• Calf cheek 200 g
  • Urgell cheese 60 g 
  • Onion 20 g
  • Carrot 15 g
  • Crushed tomato 15 g
  • Meat stock 3 g
  • White wine 0.008 L
  • Maize flour 5 g
  • Potato 50 g
  • Cream of milk 0.2 L
  • Olive oil
  • Salt
  • Dry garlic
  • Hazelnuts
  • Parsley
  • Black pepper

To make the caramelised onion:

Onion, sugar, redcurrant


Season the calf cheek then roast it for 60 minutes at 170C followed by a reduction at 4C.

Finely cut the carrot and onion ("brunoise"), sauté them for 15 minutes with olive oil to produce a sofrito and then add the white wine and leave to reduce for 2 minutes; incorporate the crushed tomato and leave to cook for 5 minutes before adding water and bringing to the boil. 

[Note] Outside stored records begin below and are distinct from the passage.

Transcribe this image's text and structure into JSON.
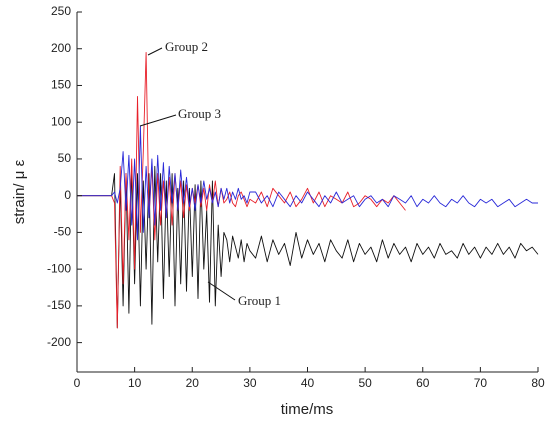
{
  "chart_data": {
    "type": "line",
    "xlabel": "time/ms",
    "ylabel": "strain/ μ ε",
    "x": [
      0,
      2,
      4,
      6,
      6.5,
      7,
      7.5,
      8,
      8.5,
      9,
      9.5,
      10,
      10.5,
      11,
      11.5,
      12,
      12.5,
      13,
      13.5,
      14,
      14.5,
      15,
      15.5,
      16,
      16.5,
      17,
      17.5,
      18,
      18.5,
      19,
      19.5,
      20,
      20.5,
      21,
      21.5,
      22,
      22.5,
      23,
      23.5,
      24,
      24.5,
      25,
      25.5,
      26,
      26.5,
      27,
      27.5,
      28,
      28.5,
      29,
      29.5,
      30,
      31,
      32,
      33,
      34,
      35,
      36,
      37,
      38,
      39,
      40,
      41,
      42,
      43,
      44,
      45,
      46,
      47,
      48,
      49,
      50,
      51,
      52,
      53,
      54,
      55,
      56,
      57,
      58,
      59,
      60,
      61,
      62,
      63,
      64,
      65,
      66,
      67,
      68,
      69,
      70,
      71,
      72,
      73,
      74,
      75,
      76,
      77,
      78,
      79,
      80
    ],
    "series": [
      {
        "name": "Group 1",
        "color": "#111111",
        "values": [
          0,
          0,
          0,
          0,
          30,
          -180,
          20,
          -150,
          30,
          -160,
          40,
          -120,
          30,
          -150,
          20,
          -100,
          30,
          -175,
          40,
          -90,
          30,
          -140,
          20,
          -110,
          30,
          -150,
          10,
          -120,
          20,
          -130,
          10,
          -110,
          15,
          -140,
          20,
          -100,
          -20,
          -145,
          20,
          -150,
          -40,
          -110,
          -50,
          -60,
          -90,
          -55,
          -70,
          -85,
          -60,
          -90,
          -65,
          -75,
          -85,
          -55,
          -90,
          -60,
          -80,
          -65,
          -95,
          -50,
          -85,
          -60,
          -80,
          -65,
          -90,
          -60,
          -75,
          -85,
          -60,
          -90,
          -65,
          -80,
          -70,
          -90,
          -60,
          -85,
          -65,
          -80,
          -70,
          -90,
          -65,
          -80,
          -70,
          -85,
          -65,
          -80,
          -75,
          -85,
          -65,
          -80,
          -70,
          -85,
          -70,
          -80,
          -65,
          -80,
          -70,
          -85,
          -65,
          -75,
          -70,
          -80
        ]
      },
      {
        "name": "Group 2",
        "color": "#e8202a",
        "values": [
          0,
          0,
          0,
          0,
          -10,
          -180,
          40,
          -120,
          30,
          -60,
          50,
          -100,
          135,
          -50,
          60,
          195,
          -30,
          40,
          -60,
          30,
          -40,
          20,
          -30,
          25,
          -40,
          30,
          -20,
          20,
          -30,
          15,
          -20,
          10,
          -10,
          15,
          -15,
          10,
          -20,
          15,
          -10,
          20,
          -15,
          10,
          -10,
          -5,
          5,
          -10,
          -15,
          0,
          5,
          -5,
          -15,
          -5,
          -10,
          5,
          -15,
          10,
          0,
          -10,
          5,
          -15,
          -5,
          10,
          -10,
          5,
          -15,
          0,
          -5,
          -10,
          5,
          -15,
          -10,
          0,
          -5,
          -15,
          -5,
          -10,
          0,
          -10,
          -20,
          null,
          null,
          null,
          null,
          null,
          null,
          null,
          null,
          null,
          null,
          null,
          null,
          null,
          null,
          null,
          null,
          null,
          null,
          null,
          null,
          null,
          null,
          null
        ]
      },
      {
        "name": "Group 3",
        "color": "#2a2ad8",
        "values": [
          0,
          0,
          0,
          0,
          5,
          -10,
          10,
          60,
          -20,
          55,
          -40,
          50,
          -60,
          95,
          -50,
          40,
          -30,
          50,
          -40,
          55,
          -20,
          45,
          -30,
          40,
          -10,
          30,
          -20,
          35,
          -10,
          25,
          -15,
          10,
          -20,
          15,
          -10,
          20,
          -5,
          10,
          -10,
          5,
          -15,
          10,
          -5,
          10,
          -10,
          5,
          -5,
          10,
          -5,
          0,
          -10,
          5,
          5,
          -10,
          0,
          -15,
          5,
          -5,
          -15,
          0,
          -10,
          5,
          -5,
          -15,
          0,
          -10,
          5,
          -10,
          -5,
          0,
          -15,
          -5,
          0,
          -10,
          -5,
          -15,
          0,
          -5,
          -10,
          0,
          -15,
          -5,
          -10,
          0,
          -10,
          -15,
          -5,
          -10,
          0,
          -10,
          -15,
          -5,
          -10,
          -5,
          -15,
          -10,
          -5,
          -15,
          -10,
          -5,
          -10,
          -10
        ]
      }
    ],
    "xlim": [
      0,
      80
    ],
    "xticks": [
      0,
      10,
      20,
      30,
      40,
      50,
      60,
      70,
      80
    ],
    "ylim": [
      -240,
      250
    ],
    "yticks": [
      -200,
      -150,
      -100,
      -50,
      0,
      50,
      100,
      150,
      200,
      250
    ]
  }
}
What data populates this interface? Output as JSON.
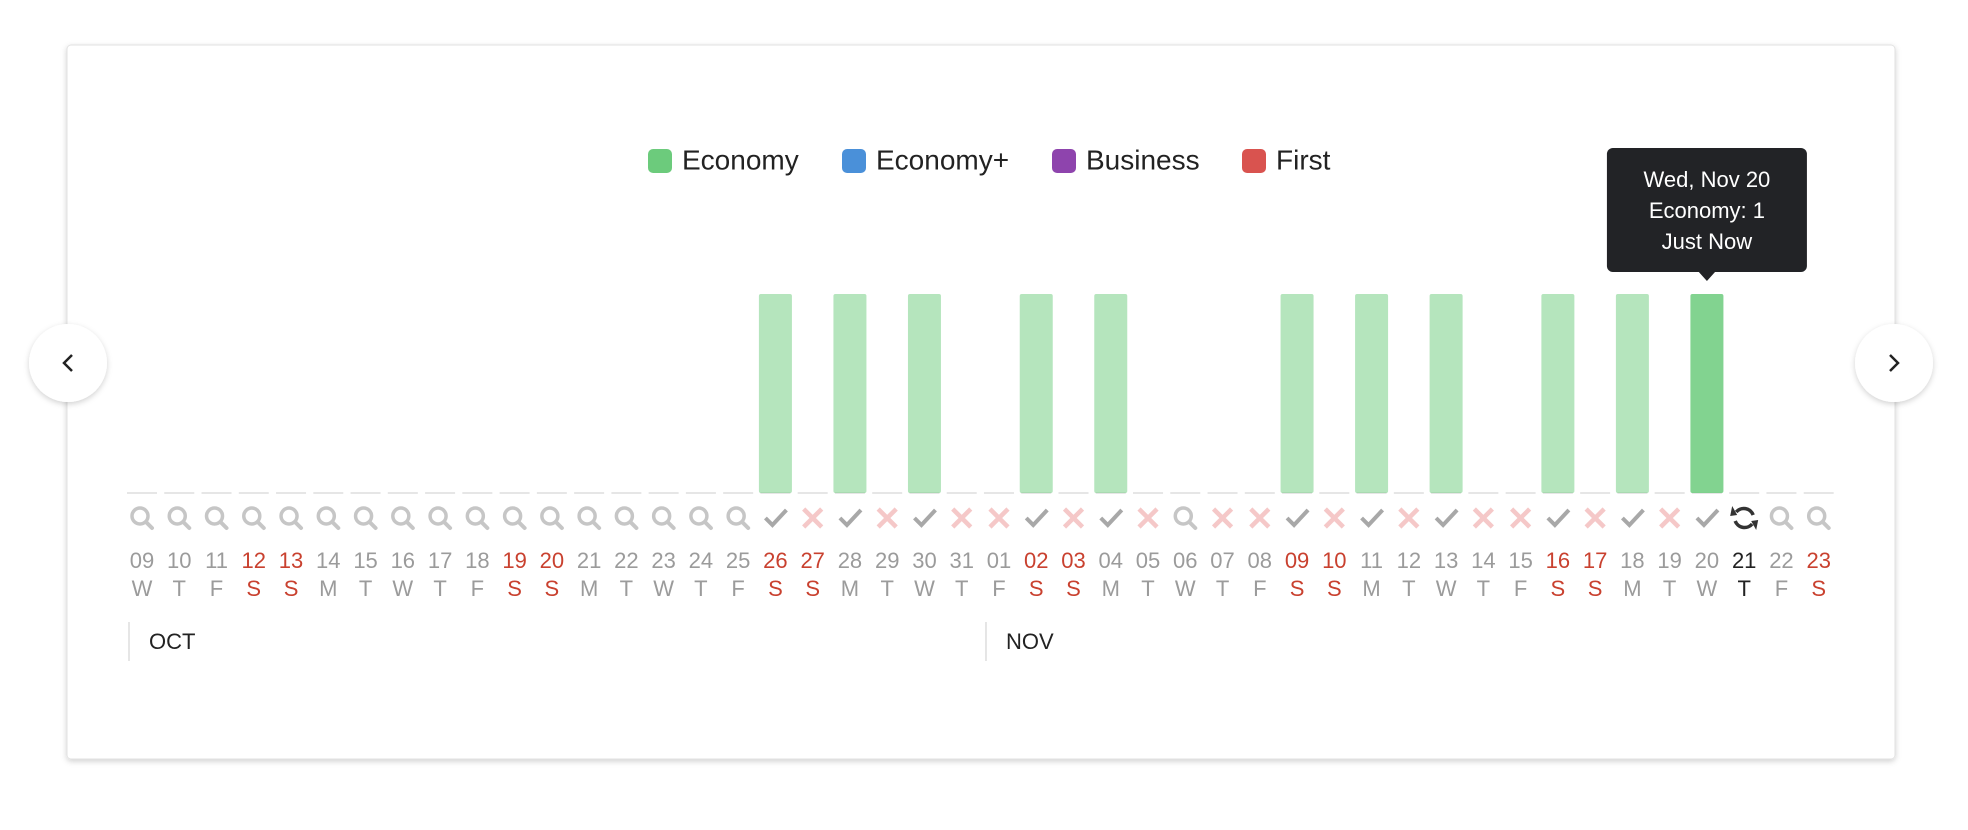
{
  "chart_data": {
    "type": "bar",
    "categories": [
      "09",
      "10",
      "11",
      "12",
      "13",
      "14",
      "15",
      "16",
      "17",
      "18",
      "19",
      "20",
      "21",
      "22",
      "23",
      "24",
      "25",
      "26",
      "27",
      "28",
      "29",
      "30",
      "31",
      "01",
      "02",
      "03",
      "04",
      "05",
      "06",
      "07",
      "08",
      "09",
      "10",
      "11",
      "12",
      "13",
      "14",
      "15",
      "16",
      "17",
      "18",
      "19",
      "20",
      "21",
      "22",
      "23"
    ],
    "weekdays": [
      "W",
      "T",
      "F",
      "S",
      "S",
      "M",
      "T",
      "W",
      "T",
      "F",
      "S",
      "S",
      "M",
      "T",
      "W",
      "T",
      "F",
      "S",
      "S",
      "M",
      "T",
      "W",
      "T",
      "F",
      "S",
      "S",
      "M",
      "T",
      "W",
      "T",
      "F",
      "S",
      "S",
      "M",
      "T",
      "W",
      "T",
      "F",
      "S",
      "S",
      "M",
      "T",
      "W",
      "T",
      "F",
      "S"
    ],
    "weekend": [
      false,
      false,
      false,
      true,
      true,
      false,
      false,
      false,
      false,
      false,
      true,
      true,
      false,
      false,
      false,
      false,
      false,
      true,
      true,
      false,
      false,
      false,
      false,
      false,
      true,
      true,
      false,
      false,
      false,
      false,
      false,
      true,
      true,
      false,
      false,
      false,
      false,
      false,
      true,
      true,
      false,
      false,
      false,
      false,
      false,
      true
    ],
    "status": [
      "search",
      "search",
      "search",
      "search",
      "search",
      "search",
      "search",
      "search",
      "search",
      "search",
      "search",
      "search",
      "search",
      "search",
      "search",
      "search",
      "search",
      "check",
      "cross",
      "check",
      "cross",
      "check",
      "cross",
      "cross",
      "check",
      "cross",
      "check",
      "cross",
      "search",
      "cross",
      "cross",
      "check",
      "cross",
      "check",
      "cross",
      "check",
      "cross",
      "cross",
      "check",
      "cross",
      "check",
      "cross",
      "check",
      "refresh",
      "search",
      "search"
    ],
    "months": [
      {
        "label": "OCT",
        "start": 0
      },
      {
        "label": "NOV",
        "start": 23
      }
    ],
    "series": [
      {
        "name": "Economy",
        "color": "#6ccb7c",
        "values": [
          0,
          0,
          0,
          0,
          0,
          0,
          0,
          0,
          0,
          0,
          0,
          0,
          0,
          0,
          0,
          0,
          0,
          1,
          0,
          1,
          0,
          1,
          0,
          0,
          1,
          0,
          1,
          0,
          0,
          0,
          0,
          1,
          0,
          1,
          0,
          1,
          0,
          0,
          1,
          0,
          1,
          0,
          1,
          0,
          0,
          0
        ]
      },
      {
        "name": "Economy+",
        "color": "#4a90d9",
        "values": [
          0,
          0,
          0,
          0,
          0,
          0,
          0,
          0,
          0,
          0,
          0,
          0,
          0,
          0,
          0,
          0,
          0,
          0,
          0,
          0,
          0,
          0,
          0,
          0,
          0,
          0,
          0,
          0,
          0,
          0,
          0,
          0,
          0,
          0,
          0,
          0,
          0,
          0,
          0,
          0,
          0,
          0,
          0,
          0,
          0,
          0
        ]
      },
      {
        "name": "Business",
        "color": "#8e44ad",
        "values": [
          0,
          0,
          0,
          0,
          0,
          0,
          0,
          0,
          0,
          0,
          0,
          0,
          0,
          0,
          0,
          0,
          0,
          0,
          0,
          0,
          0,
          0,
          0,
          0,
          0,
          0,
          0,
          0,
          0,
          0,
          0,
          0,
          0,
          0,
          0,
          0,
          0,
          0,
          0,
          0,
          0,
          0,
          0,
          0,
          0,
          0
        ]
      },
      {
        "name": "First",
        "color": "#d9534f",
        "values": [
          0,
          0,
          0,
          0,
          0,
          0,
          0,
          0,
          0,
          0,
          0,
          0,
          0,
          0,
          0,
          0,
          0,
          0,
          0,
          0,
          0,
          0,
          0,
          0,
          0,
          0,
          0,
          0,
          0,
          0,
          0,
          0,
          0,
          0,
          0,
          0,
          0,
          0,
          0,
          0,
          0,
          0,
          0,
          0,
          0,
          0
        ]
      }
    ],
    "ylim": [
      0,
      1
    ],
    "weekend_color": "#c9412f",
    "selected": 42,
    "tooltip": [
      "Wed, Nov 20",
      "Economy: 1",
      "Just Now"
    ]
  }
}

Prepare a chopped mixture of the hazelnuts, dry garlic, parsley and a little water. Add this to the sauce and then incorporate the meat stock. Leave it to boil and then strain it through a conical sieve. Season the sauce, bind it with the maize flour and leave it to cook for 10 minutes. 

Cut the calf cheek into 1.5 cm strips. Add the sauce and then stew it for 30 minutes. Separate the cheek from the sauce and set it aside.

Peel the potatoes and cut them into strips, combining them with the onion. Season and then put in the oven at 150C for 15 minutes. Then add the cream and roast for a further 20 minutes at 150C. 

Cut the onion into strips and boil it in a mixture of water and sugar for 20 minutes. Strain and then add the redcurrant and leave the mixture to reduce for a further 20 minutes.


Lay the dish out on a bed of potato, placing two strips of calf cheek on top. Put a strip of cheese on top of the veal and gratinate in the oven at 160C for 15 minutes.